Mevcut durumda cezaevlerinin dış güvenliği jandarmaya ait, iç güvenlik ise Adalet Bakanlığı infaz koruma memurları aracılığıyla yapılıyor.
Cezaevlerinde silahın jandarmada olduğunu, infaz koruma memurlarının silahının olmadığını, cezaevinde isyan gibi durumlarda dış güvenliğin yani jandarmanın çağrıldığını hatırlatan Kıraç, birçok ihlalin askerden kaynaklandığını söyledi. Biz de sorduk...

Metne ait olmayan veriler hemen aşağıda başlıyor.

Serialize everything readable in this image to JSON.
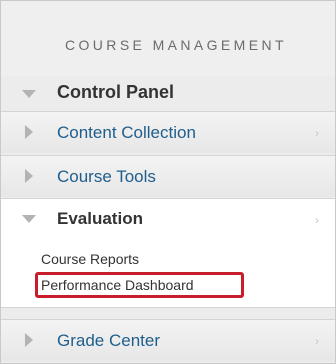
{
  "section_title": "COURSE MANAGEMENT",
  "control_panel": {
    "label": "Control Panel",
    "icon": "triangle-down-icon"
  },
  "menu": {
    "content_collection": "Content Collection",
    "course_tools": "Course Tools",
    "evaluation": {
      "label": "Evaluation",
      "items": [
        "Course Reports",
        "Performance Dashboard"
      ]
    },
    "grade_center": "Grade Center"
  },
  "chevron_glyph": "›",
  "colors": {
    "link": "#1f5e8c",
    "highlight_border": "#c81e2b",
    "panel_background": "#ececec"
  }
}
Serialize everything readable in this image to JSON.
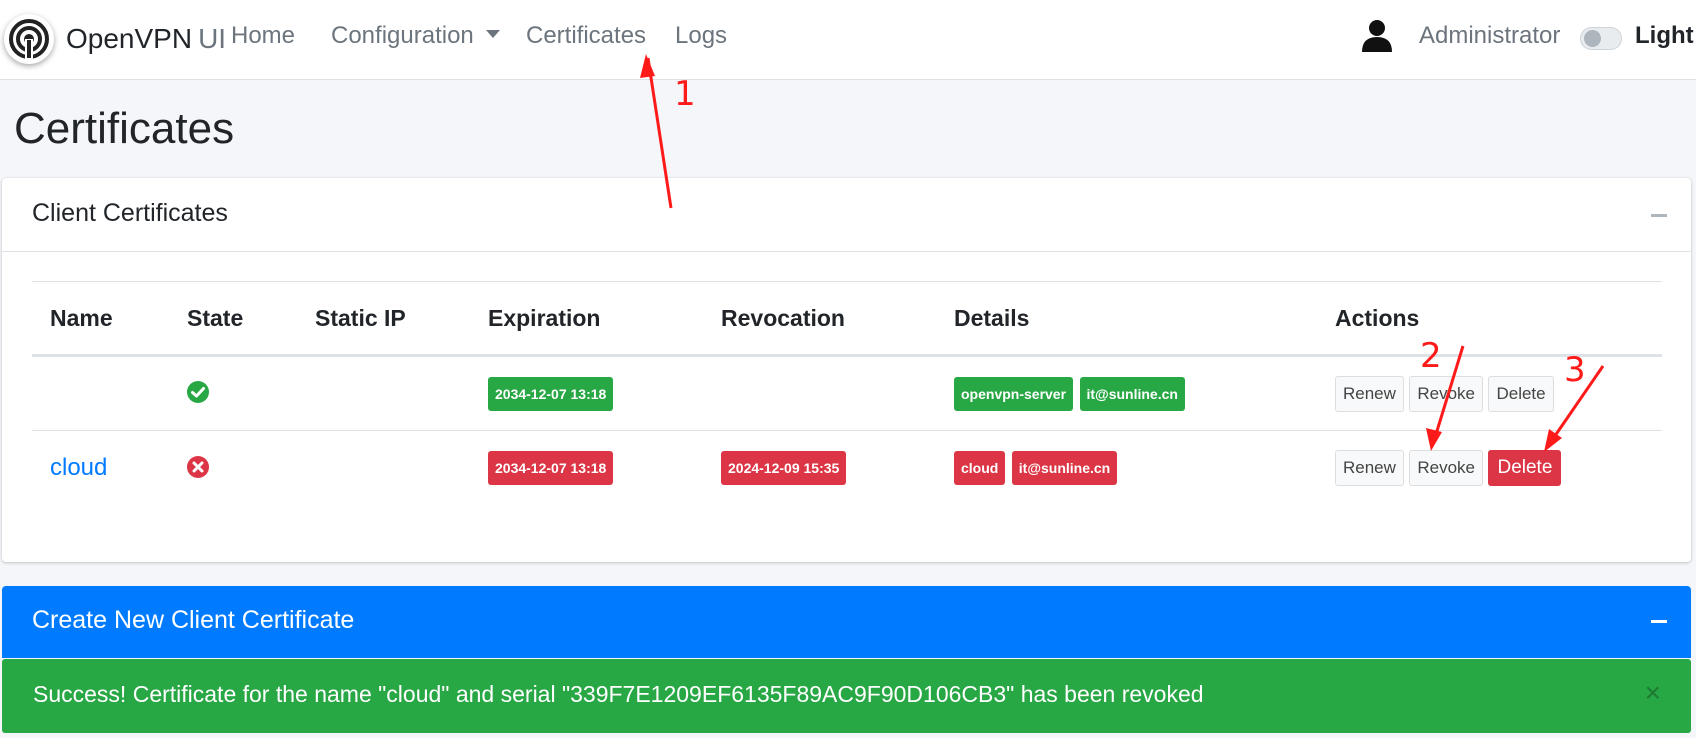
{
  "navbar": {
    "brand_name": "OpenVPN",
    "brand_suffix": "UI",
    "nav_items": {
      "home": "Home",
      "configuration": "Configuration",
      "certificates": "Certificates",
      "logs": "Logs"
    },
    "user_name": "Administrator",
    "theme_toggle_label": "Light"
  },
  "page": {
    "title": "Certificates"
  },
  "client_certificates": {
    "title": "Client Certificates",
    "columns": [
      "Name",
      "State",
      "Static IP",
      "Expiration",
      "Revocation",
      "Details",
      "Actions"
    ],
    "rows": [
      {
        "name": "",
        "state": "valid",
        "state_icon": "check-circle-icon",
        "static_ip": "",
        "expiration": "2034-12-07 13:18",
        "revocation": "",
        "details": [
          "openvpn-server",
          "it@sunline.cn"
        ],
        "actions": [
          "Renew",
          "Revoke",
          "Delete"
        ]
      },
      {
        "name": "cloud",
        "state": "revoked",
        "state_icon": "times-circle-icon",
        "static_ip": "",
        "expiration": "2034-12-07 13:18",
        "revocation": "2024-12-09 15:35",
        "details": [
          "cloud",
          "it@sunline.cn"
        ],
        "actions": [
          "Renew",
          "Revoke",
          "Delete"
        ]
      }
    ]
  },
  "create_certificate": {
    "title": "Create New Client Certificate"
  },
  "alert": {
    "message": "Success! Certificate for the name \"cloud\" and serial \"339F7E1209EF6135F89AC9F90D106CB3\" has been revoked",
    "close_symbol": "×"
  },
  "annotations": {
    "labels": [
      "1",
      "2",
      "3"
    ],
    "color": "#ff1a1a"
  },
  "colors": {
    "primary": "#007bff",
    "success": "#28a745",
    "danger": "#dc3545"
  }
}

Bu tespitin kaynakları ne?
Jandarma eğitimsizdir bir kere. Cezaevinde başında alt düzey bir komutan vardır. Farklı şehirlerden gelmiştir. Onun için cezaevi katillerle, teröristlerle, uyuşturucu satıcılarıyla dolu bir yerdir sadece. Dolayısıyla kaba saba bir duruşları vardır.
Üstelik askerin buradaki varlığı salt güvenlikle de cezaevini korumakla kalmıyor.
Cezaevi içinde de görev yapıyor mu?
Mahpuslarla ilişkiye geçeceği yerler var. Ayda bir gerçekleştirilen rutin aramalar mesela... Jandarma ayda bir yasal olarak mutlaka koğuşları arar.
Ayrıca bunu ihbar var gibi nedenlerle her canı istediğinde de yapabilir. Bunlar çok yaşandı bu ülkede. Aynı gün içinde defalarca arama yaparak bu yetki bir kötü muamele olarak kullanıldı.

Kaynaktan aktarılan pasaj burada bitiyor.